We know health care costs in the U.S. are by far the highest in the world. We know the U.S. spends more on healthc are per person than any other country on the planet. So, we're paying for the best health care system, right? Wrong.

According to the World Health Organization (WHO), the U.S. ranks 37th out of 191 countries in health care quality. We lead the world in preventable deaths. We're 42nd in life expectancy. Our infant mortality rate is much higher than other industrialized nations. A night in a U.S. hospital costs 5.6 times more than in Japan. In the last few years, health care costs have been listed as a major factor in more than 60 percent of personal bankruptcy filings. Clearly, we're paying a lot more and getting a lot less. Yet we still haven't had a serious debate over our health care system.

I mentioned a propaganda campaign against the Patient Protection and Affordable Care Act, and that is quite literally true. The Republican establishment, their representatives in Congress and the interests behind them have conducted a campaign against "Obamacare" using textbook propaganda techniques. But they've never proposed an alternative. They've never told the public what they'd do. Beyond wanting to cap the amount you can recover in a lawsuit against a doctor who commits medical malpractice, they've never laid out a plan. All they've talked about is killing the Patient Protection and Affordable Care Act.
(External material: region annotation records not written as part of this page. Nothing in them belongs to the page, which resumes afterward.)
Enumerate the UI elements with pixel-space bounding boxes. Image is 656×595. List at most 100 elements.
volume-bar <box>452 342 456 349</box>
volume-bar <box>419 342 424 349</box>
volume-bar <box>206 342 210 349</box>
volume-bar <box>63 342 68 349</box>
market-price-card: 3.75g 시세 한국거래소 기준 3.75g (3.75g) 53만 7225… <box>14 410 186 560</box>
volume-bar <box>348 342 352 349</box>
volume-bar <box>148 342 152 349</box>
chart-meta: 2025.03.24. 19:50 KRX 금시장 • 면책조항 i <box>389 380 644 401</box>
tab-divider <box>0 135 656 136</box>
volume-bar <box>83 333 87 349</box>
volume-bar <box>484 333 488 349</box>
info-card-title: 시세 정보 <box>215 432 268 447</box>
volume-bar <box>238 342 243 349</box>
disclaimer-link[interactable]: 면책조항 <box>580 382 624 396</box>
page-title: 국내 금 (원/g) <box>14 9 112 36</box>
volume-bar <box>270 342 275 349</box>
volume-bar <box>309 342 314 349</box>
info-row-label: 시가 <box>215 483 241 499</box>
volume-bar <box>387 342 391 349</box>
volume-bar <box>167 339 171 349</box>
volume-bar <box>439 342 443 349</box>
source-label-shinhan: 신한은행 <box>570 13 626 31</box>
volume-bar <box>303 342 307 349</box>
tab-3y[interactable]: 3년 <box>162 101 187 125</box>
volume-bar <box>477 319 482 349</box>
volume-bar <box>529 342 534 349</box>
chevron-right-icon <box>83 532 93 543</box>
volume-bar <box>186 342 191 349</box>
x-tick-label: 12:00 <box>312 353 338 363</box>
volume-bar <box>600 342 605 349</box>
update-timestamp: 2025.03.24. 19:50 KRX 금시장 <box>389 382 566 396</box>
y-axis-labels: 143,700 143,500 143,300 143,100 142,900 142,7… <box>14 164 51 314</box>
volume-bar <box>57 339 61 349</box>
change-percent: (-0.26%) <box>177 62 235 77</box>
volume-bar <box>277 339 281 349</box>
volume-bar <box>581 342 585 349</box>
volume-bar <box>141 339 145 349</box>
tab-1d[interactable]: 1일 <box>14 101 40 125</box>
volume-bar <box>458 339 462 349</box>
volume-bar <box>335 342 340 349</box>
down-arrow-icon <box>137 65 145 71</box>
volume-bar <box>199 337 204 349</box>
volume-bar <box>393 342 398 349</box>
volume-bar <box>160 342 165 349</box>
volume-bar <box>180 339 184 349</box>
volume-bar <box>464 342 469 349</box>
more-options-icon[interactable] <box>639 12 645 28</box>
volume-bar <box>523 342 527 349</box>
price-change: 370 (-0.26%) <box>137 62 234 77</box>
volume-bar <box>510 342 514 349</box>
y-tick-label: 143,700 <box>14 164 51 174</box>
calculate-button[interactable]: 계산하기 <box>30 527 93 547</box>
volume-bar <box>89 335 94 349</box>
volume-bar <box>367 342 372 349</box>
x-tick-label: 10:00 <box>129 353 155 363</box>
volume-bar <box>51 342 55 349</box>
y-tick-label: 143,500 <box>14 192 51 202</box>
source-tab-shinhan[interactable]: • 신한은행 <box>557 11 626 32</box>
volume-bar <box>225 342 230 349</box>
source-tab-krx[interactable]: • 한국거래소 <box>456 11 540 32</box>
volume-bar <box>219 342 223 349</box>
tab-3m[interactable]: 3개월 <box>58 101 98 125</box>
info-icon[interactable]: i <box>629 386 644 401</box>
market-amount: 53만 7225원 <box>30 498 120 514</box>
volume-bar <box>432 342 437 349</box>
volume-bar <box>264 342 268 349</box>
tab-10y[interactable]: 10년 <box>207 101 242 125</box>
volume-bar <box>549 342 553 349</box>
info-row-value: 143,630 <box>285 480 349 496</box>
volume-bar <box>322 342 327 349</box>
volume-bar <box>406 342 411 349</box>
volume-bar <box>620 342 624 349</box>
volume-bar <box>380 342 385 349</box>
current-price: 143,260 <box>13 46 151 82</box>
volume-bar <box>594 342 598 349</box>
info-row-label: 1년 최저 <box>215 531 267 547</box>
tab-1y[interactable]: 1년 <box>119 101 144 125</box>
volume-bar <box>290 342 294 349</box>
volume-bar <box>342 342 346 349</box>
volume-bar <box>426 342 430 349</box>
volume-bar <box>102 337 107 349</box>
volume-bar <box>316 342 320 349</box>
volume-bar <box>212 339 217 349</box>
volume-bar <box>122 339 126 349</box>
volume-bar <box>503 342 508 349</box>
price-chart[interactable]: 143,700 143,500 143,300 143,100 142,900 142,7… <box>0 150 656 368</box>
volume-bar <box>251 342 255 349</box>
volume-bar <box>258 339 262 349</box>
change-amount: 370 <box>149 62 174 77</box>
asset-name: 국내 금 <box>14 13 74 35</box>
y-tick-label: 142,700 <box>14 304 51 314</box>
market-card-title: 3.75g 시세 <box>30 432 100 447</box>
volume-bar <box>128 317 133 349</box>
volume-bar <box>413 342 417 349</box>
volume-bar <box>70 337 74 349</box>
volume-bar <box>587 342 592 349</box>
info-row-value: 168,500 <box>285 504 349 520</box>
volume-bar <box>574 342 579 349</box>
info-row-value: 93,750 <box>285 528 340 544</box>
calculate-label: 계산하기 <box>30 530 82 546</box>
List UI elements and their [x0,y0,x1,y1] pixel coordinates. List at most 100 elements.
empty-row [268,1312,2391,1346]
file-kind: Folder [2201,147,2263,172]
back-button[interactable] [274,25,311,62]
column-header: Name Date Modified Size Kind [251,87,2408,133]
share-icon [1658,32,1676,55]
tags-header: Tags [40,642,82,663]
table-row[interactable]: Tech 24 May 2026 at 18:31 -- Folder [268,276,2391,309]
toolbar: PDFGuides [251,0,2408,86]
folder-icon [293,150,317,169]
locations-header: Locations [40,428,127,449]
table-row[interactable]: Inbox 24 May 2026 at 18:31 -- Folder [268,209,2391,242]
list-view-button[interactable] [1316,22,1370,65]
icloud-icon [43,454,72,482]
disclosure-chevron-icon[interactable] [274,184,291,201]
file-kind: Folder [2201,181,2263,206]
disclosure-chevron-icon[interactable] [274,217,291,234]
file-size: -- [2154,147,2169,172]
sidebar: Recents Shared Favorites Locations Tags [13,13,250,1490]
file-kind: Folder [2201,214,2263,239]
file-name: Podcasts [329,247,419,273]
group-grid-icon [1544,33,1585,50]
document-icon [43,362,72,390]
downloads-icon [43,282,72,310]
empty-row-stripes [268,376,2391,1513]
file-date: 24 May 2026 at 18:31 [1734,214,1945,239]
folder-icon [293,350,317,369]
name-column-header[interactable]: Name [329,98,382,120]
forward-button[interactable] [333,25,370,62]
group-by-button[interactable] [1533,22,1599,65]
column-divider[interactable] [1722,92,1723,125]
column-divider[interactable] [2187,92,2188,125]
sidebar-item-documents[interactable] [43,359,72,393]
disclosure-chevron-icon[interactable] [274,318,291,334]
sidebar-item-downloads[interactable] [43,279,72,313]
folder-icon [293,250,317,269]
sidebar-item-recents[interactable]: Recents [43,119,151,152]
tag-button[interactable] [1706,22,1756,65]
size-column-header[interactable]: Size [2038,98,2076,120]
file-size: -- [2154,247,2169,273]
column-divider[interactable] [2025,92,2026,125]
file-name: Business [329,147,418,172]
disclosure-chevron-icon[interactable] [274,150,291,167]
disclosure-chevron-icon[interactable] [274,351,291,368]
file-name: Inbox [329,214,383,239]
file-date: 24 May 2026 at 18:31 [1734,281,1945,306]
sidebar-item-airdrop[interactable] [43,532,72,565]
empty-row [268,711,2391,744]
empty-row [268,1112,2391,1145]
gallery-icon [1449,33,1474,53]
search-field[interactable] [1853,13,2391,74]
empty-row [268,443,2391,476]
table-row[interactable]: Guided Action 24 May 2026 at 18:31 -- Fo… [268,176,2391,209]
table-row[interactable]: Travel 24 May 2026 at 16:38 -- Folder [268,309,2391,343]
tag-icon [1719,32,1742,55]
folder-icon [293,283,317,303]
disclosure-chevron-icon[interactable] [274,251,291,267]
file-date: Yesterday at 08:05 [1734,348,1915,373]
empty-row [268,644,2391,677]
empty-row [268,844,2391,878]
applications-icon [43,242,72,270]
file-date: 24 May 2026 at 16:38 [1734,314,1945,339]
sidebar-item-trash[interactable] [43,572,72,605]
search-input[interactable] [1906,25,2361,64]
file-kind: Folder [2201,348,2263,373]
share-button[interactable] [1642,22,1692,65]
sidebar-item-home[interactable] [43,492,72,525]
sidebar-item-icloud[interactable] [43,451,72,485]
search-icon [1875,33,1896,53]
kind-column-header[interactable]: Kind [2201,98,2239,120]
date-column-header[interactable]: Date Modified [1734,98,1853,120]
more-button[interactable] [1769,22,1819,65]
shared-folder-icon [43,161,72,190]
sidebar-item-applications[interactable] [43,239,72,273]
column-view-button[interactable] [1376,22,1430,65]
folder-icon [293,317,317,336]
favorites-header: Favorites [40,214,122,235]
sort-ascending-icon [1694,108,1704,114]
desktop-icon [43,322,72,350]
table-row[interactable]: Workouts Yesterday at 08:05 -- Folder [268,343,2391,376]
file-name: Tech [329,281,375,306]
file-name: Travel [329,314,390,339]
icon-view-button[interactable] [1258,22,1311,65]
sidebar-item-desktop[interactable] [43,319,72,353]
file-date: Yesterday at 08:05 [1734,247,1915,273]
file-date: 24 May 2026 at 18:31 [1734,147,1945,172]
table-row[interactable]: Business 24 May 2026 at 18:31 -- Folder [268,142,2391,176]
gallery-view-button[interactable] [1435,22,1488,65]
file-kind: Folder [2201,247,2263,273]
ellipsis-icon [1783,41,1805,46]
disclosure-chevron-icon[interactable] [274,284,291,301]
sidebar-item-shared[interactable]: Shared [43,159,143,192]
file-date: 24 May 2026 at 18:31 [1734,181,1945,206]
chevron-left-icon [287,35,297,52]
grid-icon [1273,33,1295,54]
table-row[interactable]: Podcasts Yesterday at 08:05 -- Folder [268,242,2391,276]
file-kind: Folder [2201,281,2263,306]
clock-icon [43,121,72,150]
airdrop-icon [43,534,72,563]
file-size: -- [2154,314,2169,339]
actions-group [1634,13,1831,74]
They have never offered their own solution.

We keep hearing that Democrats railroaded the health care reform through Congress without a single Republican vote. We've heard it a thousand times and it has never been true. Anyone who was within a mile of Congress in 2009 witnessed the endless committee, subcommittee and Gang of Six meetings as Democrats tried desperately to bring Republicans on board.

Senate Finance Chairman Max Baucus spent months trying fecklessly to win over Olympia Snowe of Maine, at one point -- I think -- promising her all the land west of the Mississippi. But to no avail. And yet, despite the fact that 216 amendments to the legislation offered by Republicans were considered, they claim they were locked out of the process. By the way, 161 of those Republican amendments are actually in the Patient Protection and Affordable Care Act; not just minor amendments, but language from Republican legislation addressing some of their major issues:

• Allowing individuals, small businesses, and trade associations to pool together and acquire health insurance at lower prices, just as large corporations and labor unions do;
• Giving states the tools to create their own innovative reforms to lower healthcare costs;
• Cracking down on junk lawsuits by providing grants to States to evaluate promising medical liability reform ideas that put patient safety first, prevent medical errors and reduce liability insurance premiums;
• Letting families and businesses buy health insurance across state lines;
• Extending dependent coverage to age 26 and give young adults new options;
• Allowing automatic enrollment by employers in health insurance and allowing employees to opt-out;
• Providing mechanisms to improve healthcare quality; and
• Promoting Community Mental Health Centers to provide access to comprehensive mental health services in a community setting, but ensuring that such facilities provide appropriate care and do not take advantage of Medicare patients or taxpayers.

Not bad for a group that was locked out. The fact that they turned around and voted in lock step against the legislation says a lot more about them than it does the legislation or the process.

We still need a serious debate out our health care system. It can be an argument. It can be loud and rancorous. People can yell at one another. But they have to tell the truth. They can't just make stuff up.

The issue has been in the news nearly every day for three years. Now the Supreme Court has dived in and there is absolutely no telling where their deliberations may lead. It could be an enlightened decision reflecting a thoughtful attempt to interpret Article I, Section 8, Clause 3 of the Constitution and its application to a 21st-century society on an issue that directly affects the lives of millions of citizens. Or it could be a politically-driven stink bomb like Bush vs. Gore.

In the meantime, we've still never had a serious debate about our health care system. There's still time. The matter certainly deserves it. So do we.